Copper price slides despite Chinese imports at record pace
The price of copper declined for a fifth day in a row on Thursday despite trade data showing Chinese imports of the orange metal growing at a record-setting pace.
Copper for delivery in March hit a low of $2.7535 per pound ($6,070 a tonne) in early trading on the Comex market in New York, down more than 3% in a week.
China consumes half the world’s copper, and trade data released on Thursday showed the country’s copper imports were up sharply in January.
Shipments of unwrought copper came in at 479,000 tonnes last month, up 14% from December and nearly 9% from a year ago. At the current pace annual imports of refined copper are on course to top 2018’s record 5.3m tonnes.

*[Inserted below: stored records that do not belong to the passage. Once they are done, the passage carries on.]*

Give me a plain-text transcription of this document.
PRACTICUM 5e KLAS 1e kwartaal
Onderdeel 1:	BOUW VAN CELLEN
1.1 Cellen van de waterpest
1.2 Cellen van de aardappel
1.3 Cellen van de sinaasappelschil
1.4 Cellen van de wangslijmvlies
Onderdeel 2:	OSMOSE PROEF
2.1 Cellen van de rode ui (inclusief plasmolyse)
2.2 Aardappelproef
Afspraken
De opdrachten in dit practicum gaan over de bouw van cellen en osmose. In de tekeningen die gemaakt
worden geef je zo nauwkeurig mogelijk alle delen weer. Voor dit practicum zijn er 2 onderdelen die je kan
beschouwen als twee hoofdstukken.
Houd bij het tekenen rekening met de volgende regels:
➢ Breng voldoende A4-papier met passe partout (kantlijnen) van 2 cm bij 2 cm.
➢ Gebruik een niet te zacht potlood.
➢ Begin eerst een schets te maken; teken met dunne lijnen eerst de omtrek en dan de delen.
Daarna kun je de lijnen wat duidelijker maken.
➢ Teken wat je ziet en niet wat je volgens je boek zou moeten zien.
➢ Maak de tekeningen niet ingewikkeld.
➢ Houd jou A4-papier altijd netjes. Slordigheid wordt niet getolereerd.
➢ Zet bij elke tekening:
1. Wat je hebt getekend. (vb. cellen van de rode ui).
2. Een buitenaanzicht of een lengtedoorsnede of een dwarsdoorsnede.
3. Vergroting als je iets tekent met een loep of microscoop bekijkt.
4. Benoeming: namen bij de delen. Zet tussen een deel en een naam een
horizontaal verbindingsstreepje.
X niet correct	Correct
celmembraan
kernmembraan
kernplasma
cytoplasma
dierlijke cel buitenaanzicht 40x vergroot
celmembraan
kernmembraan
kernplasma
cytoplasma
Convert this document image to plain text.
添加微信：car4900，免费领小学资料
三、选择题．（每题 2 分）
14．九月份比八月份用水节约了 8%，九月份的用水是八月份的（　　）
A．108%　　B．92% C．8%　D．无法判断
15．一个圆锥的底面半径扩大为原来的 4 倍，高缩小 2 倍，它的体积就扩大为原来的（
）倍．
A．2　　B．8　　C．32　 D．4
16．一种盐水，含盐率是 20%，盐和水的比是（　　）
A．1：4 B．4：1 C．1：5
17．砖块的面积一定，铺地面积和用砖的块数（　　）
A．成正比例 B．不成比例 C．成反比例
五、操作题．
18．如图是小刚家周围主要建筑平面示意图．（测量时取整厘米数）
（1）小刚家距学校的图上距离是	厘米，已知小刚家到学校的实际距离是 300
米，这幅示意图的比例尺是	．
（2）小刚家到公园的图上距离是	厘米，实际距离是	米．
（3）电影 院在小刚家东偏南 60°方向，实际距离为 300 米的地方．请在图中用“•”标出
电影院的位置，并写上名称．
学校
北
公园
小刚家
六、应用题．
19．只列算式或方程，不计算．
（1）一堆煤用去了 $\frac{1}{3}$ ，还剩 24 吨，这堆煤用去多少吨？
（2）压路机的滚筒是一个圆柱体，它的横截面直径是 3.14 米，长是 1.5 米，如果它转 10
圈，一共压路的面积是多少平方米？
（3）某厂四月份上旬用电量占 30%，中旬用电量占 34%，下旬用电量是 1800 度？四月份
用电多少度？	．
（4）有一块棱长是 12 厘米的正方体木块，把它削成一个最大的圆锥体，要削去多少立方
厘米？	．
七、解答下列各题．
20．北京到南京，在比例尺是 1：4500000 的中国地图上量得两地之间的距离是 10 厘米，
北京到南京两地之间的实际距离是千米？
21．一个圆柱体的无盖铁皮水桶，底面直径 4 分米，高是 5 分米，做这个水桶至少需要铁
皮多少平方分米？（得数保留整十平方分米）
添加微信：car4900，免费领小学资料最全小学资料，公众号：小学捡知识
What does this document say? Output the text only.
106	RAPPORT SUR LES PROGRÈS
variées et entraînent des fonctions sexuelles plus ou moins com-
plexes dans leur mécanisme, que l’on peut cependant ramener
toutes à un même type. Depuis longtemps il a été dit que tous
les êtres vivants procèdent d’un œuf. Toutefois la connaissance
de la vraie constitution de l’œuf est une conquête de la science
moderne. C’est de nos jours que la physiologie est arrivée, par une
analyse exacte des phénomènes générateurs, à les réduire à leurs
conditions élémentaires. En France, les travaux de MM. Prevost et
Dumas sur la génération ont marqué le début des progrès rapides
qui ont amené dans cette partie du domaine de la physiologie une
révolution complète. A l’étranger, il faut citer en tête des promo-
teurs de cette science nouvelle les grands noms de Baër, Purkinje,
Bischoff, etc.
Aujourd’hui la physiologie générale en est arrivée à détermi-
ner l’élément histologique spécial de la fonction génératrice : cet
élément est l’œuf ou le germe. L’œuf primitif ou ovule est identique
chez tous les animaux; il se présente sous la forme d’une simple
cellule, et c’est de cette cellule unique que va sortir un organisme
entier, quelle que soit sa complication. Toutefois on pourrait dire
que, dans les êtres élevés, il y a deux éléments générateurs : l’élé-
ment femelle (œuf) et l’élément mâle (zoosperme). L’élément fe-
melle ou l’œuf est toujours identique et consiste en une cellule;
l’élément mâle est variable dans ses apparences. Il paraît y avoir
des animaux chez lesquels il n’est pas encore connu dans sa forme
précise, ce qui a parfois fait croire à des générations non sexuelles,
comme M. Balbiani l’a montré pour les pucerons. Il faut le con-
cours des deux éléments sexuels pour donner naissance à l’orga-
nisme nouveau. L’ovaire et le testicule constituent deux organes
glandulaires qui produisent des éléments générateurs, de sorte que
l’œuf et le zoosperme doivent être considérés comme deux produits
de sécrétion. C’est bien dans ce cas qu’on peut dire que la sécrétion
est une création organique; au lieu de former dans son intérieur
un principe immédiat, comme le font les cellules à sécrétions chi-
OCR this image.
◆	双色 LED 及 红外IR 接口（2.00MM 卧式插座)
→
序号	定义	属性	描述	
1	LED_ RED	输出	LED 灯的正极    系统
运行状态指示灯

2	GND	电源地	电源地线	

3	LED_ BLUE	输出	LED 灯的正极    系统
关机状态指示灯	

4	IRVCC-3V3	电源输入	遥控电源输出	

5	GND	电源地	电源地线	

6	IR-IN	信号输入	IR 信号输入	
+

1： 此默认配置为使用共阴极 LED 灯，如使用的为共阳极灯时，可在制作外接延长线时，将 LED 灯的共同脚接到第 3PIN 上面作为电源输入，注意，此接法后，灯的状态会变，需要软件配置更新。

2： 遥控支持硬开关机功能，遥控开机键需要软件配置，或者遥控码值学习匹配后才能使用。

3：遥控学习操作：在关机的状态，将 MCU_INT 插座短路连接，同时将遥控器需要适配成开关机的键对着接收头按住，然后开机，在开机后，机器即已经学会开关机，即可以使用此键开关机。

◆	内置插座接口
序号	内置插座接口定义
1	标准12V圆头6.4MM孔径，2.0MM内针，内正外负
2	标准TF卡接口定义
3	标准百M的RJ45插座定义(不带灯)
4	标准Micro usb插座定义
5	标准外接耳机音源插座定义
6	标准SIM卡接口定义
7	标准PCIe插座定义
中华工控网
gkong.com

Imports of copper concentrate surged 17% from a year ago to 1.9m tonnes last month. January cargoes were the second-highest monthly total on record and on an annualized basis concentrate imports could exceed 22m tonnes in 2019, beating the record set last year of 19.7m tonnes.
China put in place a complete ban on certain types of scrap copper imports at the start of 2019 on top of a 25% tariff on imports from the United States, one of its main suppliers, instituted in August.
Copper has declined by 17% from its June 2018 high over worries of a slowdown in China and the impact of a trade war with the US, but the longer term prospects for the metal remain rosy.
A panel of analysts polled by FocusEconomics sees copper averaging $6,500 a tonne in the final quarter of 2019, before rising to $6,824 a year later.